From his inception in 1921, Ham Fisher's comic book hero Joe Palooka spread quickly to radio, film, television, wristwatches. and lunchboxes. If the message was jingoistic, sexist, and racist, so were the times (not an excuse, just context). (The name Palooka supposedly derived from the racist slur "Polack.") According to Wikipedia, Fisher changed the hero's appearance to match whoever the current U.S. boxing champ was ... that is, until (ahem) 1937 and Joe Louis. Thereafter, the figure was dependably blond, cowlicky, and big-eyed.
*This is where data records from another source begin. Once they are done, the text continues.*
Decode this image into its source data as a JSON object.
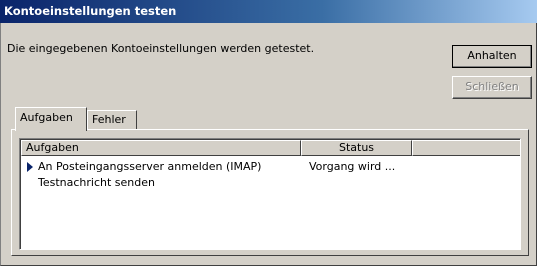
{
  "window": {
    "title": "Kontoeinstellungen testen"
  },
  "message": "Die eingegebenen Kontoeinstellungen werden getestet.",
  "buttons": {
    "stop": "Anhalten",
    "close": "Schließen"
  },
  "tabs": [
    {
      "label": "Aufgaben"
    },
    {
      "label": "Fehler"
    }
  ],
  "table": {
    "columns": [
      "Aufgaben",
      "Status",
      ""
    ],
    "rows": [
      {
        "task": "An Posteingangsserver anmelden (IMAP)",
        "status": "Vorgang wird ...",
        "current": true
      },
      {
        "task": "Testnachricht senden",
        "status": "",
        "current": false
      }
    ]
  },
  "colors": {
    "titlebar": "#0a246a",
    "face": "#d4d0c8",
    "arrow": "#0a246a"
  }
}
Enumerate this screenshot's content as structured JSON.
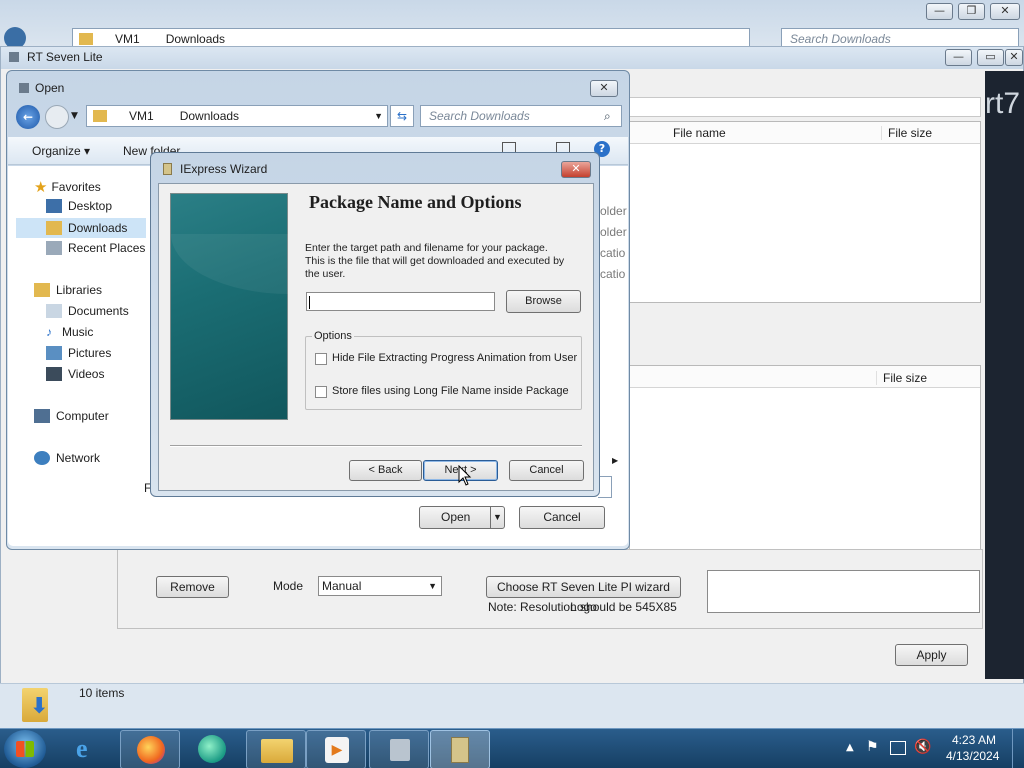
{
  "explorer_bg": {
    "address": [
      "VM1",
      "Downloads"
    ],
    "search_placeholder": "Search Downloads"
  },
  "rt_window": {
    "title": "RT Seven Lite",
    "brand_fragment": "rt7",
    "columns_top": [
      "File name",
      "File size"
    ],
    "columns_bottom": [
      "File size"
    ],
    "side_fragments": [
      "older",
      "older",
      "catio",
      "catio"
    ],
    "remove_label": "Remove",
    "mode_label": "Mode",
    "mode_value": "Manual",
    "logo_button": "Choose RT Seven Lite PI wizard Logo",
    "note": "Note: Resolution should be 545X85",
    "apply_label": "Apply",
    "items_count": "10 items"
  },
  "open_dialog": {
    "title": "Open",
    "address": [
      "VM1",
      "Downloads"
    ],
    "search_placeholder": "Search Downloads",
    "organize": "Organize",
    "new_folder": "New folder",
    "favorites": "Favorites",
    "nav": {
      "desktop": "Desktop",
      "downloads": "Downloads",
      "recent": "Recent Places",
      "libraries": "Libraries",
      "documents": "Documents",
      "music": "Music",
      "pictures": "Pictures",
      "videos": "Videos",
      "computer": "Computer",
      "network": "Network"
    },
    "filename_fragment": "F",
    "open_label": "Open",
    "cancel_label": "Cancel"
  },
  "wizard": {
    "title": "IExpress Wizard",
    "heading": "Package Name and Options",
    "desc_lines": [
      "Enter the target path and filename for your package.",
      "This is the file that will get downloaded and executed by",
      "the user."
    ],
    "path_value": "",
    "browse_label": "Browse",
    "options_label": "Options",
    "option1": "Hide File Extracting Progress Animation from User",
    "option2": "Store files using Long File Name inside Package",
    "back_label": "< Back",
    "next_label": "Next >",
    "cancel_label": "Cancel"
  },
  "taskbar": {
    "time": "4:23 AM",
    "date": "4/13/2024"
  },
  "colors": {
    "accent": "#3a6ea5",
    "wizard_panel": "#1b6e74",
    "taskbar": "#1d4f7a"
  }
}
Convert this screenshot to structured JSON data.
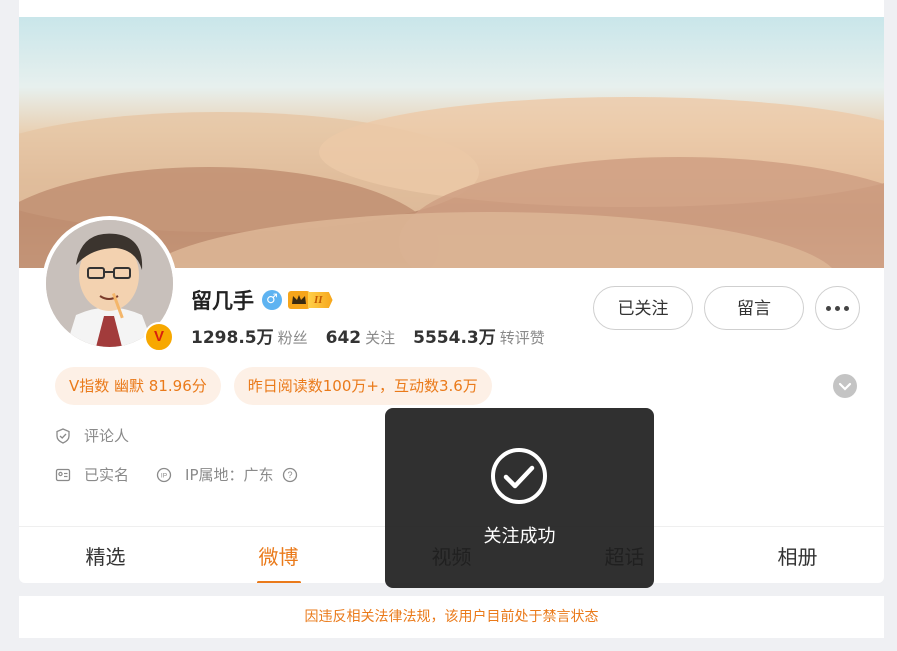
{
  "profile": {
    "name": "留几手",
    "gender_symbol": "♂",
    "level_label": "II",
    "stats": [
      {
        "num": "1298.5万",
        "label": "粉丝"
      },
      {
        "num": "642",
        "label": "关注"
      },
      {
        "num": "5554.3万",
        "label": "转评赞"
      }
    ],
    "verify_letter": "V"
  },
  "actions": {
    "follow_label": "已关注",
    "message_label": "留言"
  },
  "tags": [
    "V指数 幽默 81.96分",
    "昨日阅读数100万+，互动数3.6万"
  ],
  "info": {
    "role": "评论人",
    "realname": "已实名",
    "ip": "IP属地：广东"
  },
  "tabs": [
    "精选",
    "微博",
    "视频",
    "超话",
    "相册"
  ],
  "active_tab": "微博",
  "notice": "因违反相关法律法规，该用户目前处于禁言状态",
  "toast": "关注成功",
  "colors": {
    "accent": "#ea7a1a",
    "tag_bg": "#fdf0e6",
    "toast_bg": "#1e1e1e"
  }
}
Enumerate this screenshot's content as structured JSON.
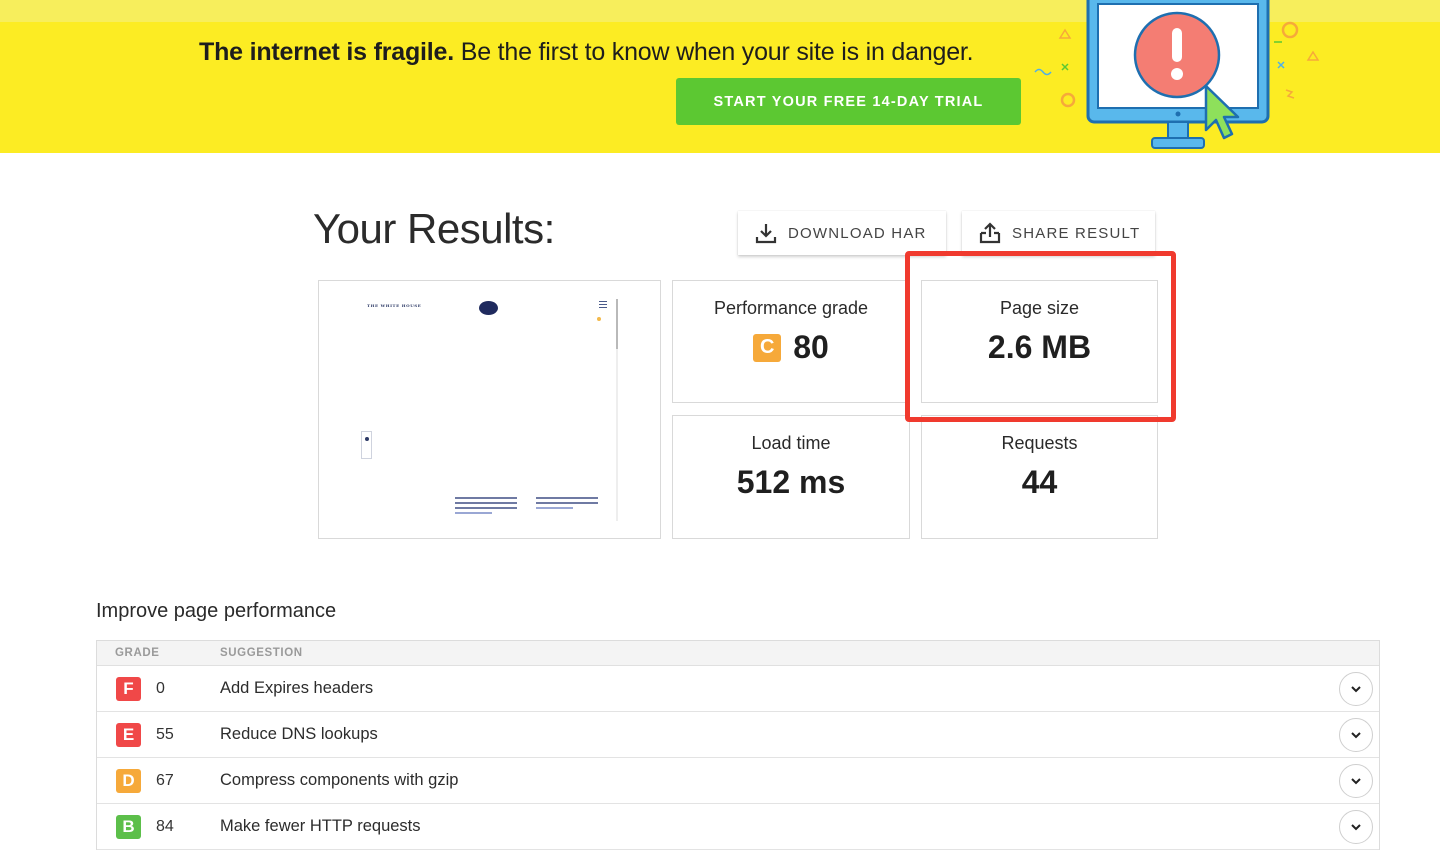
{
  "banner": {
    "headline_bold": "The internet is fragile.",
    "headline_rest": " Be the first to know when your site is in danger.",
    "cta_label": "START YOUR FREE 14-DAY TRIAL",
    "background": "#fcec23",
    "cta_color": "#5cc832",
    "illustration_icon": "monitor-alert-icon"
  },
  "results": {
    "title": "Your Results:",
    "download_label": "DOWNLOAD HAR",
    "share_label": "SHARE RESULT"
  },
  "metrics": {
    "performance": {
      "label": "Performance grade",
      "grade": "C",
      "value": "80",
      "grade_color": "#f6a93a"
    },
    "page_size": {
      "label": "Page size",
      "value": "2.6 MB"
    },
    "load_time": {
      "label": "Load time",
      "value": "512 ms"
    },
    "requests": {
      "label": "Requests",
      "value": "44"
    }
  },
  "screenshot_preview": {
    "logo_text": "THE WHITE HOUSE"
  },
  "improve": {
    "title": "Improve page performance",
    "columns": {
      "grade": "GRADE",
      "suggestion": "SUGGESTION"
    },
    "rows": [
      {
        "grade": "F",
        "score": "0",
        "suggestion": "Add Expires headers",
        "color": "#f04848"
      },
      {
        "grade": "E",
        "score": "55",
        "suggestion": "Reduce DNS lookups",
        "color": "#f04848"
      },
      {
        "grade": "D",
        "score": "67",
        "suggestion": "Compress components with gzip",
        "color": "#f6a93a"
      },
      {
        "grade": "B",
        "score": "84",
        "suggestion": "Make fewer HTTP requests",
        "color": "#5cbf4a"
      }
    ]
  },
  "highlight_color": "#f03a2e"
}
By the time I discovered the comic, it was already a cliché. The word "palooka" (which either derived from the comic or didn't--opinions vary) had long been used to mean the opposite of what Joe Palooka stood for. Joe was grace in strength, simple honesty, and hard work. "Palooka" meant an unremarkable fighter, or more generally a slob. The character had also been overshadowed by rival he-man comic heroes Superman, Li'l Abner, and (soon to come) G.I. Joe. The old ideas of sportsmanship (modest and free of tricks) and patriotism he represented were evaporating in the light of televised pro wrestling, Muhammad Ali, and Vietnam.
I wasn't a huge fan because as a kid I wasn't a fan of comic books. I read them but not devotedly, with the exception of Mad magazine and Classics Illustrated (if they can be counted as comic books). But I looked at the covers and now and then glanced between the covers, the images of stripped-to-the-waist fights seeping into my dreams.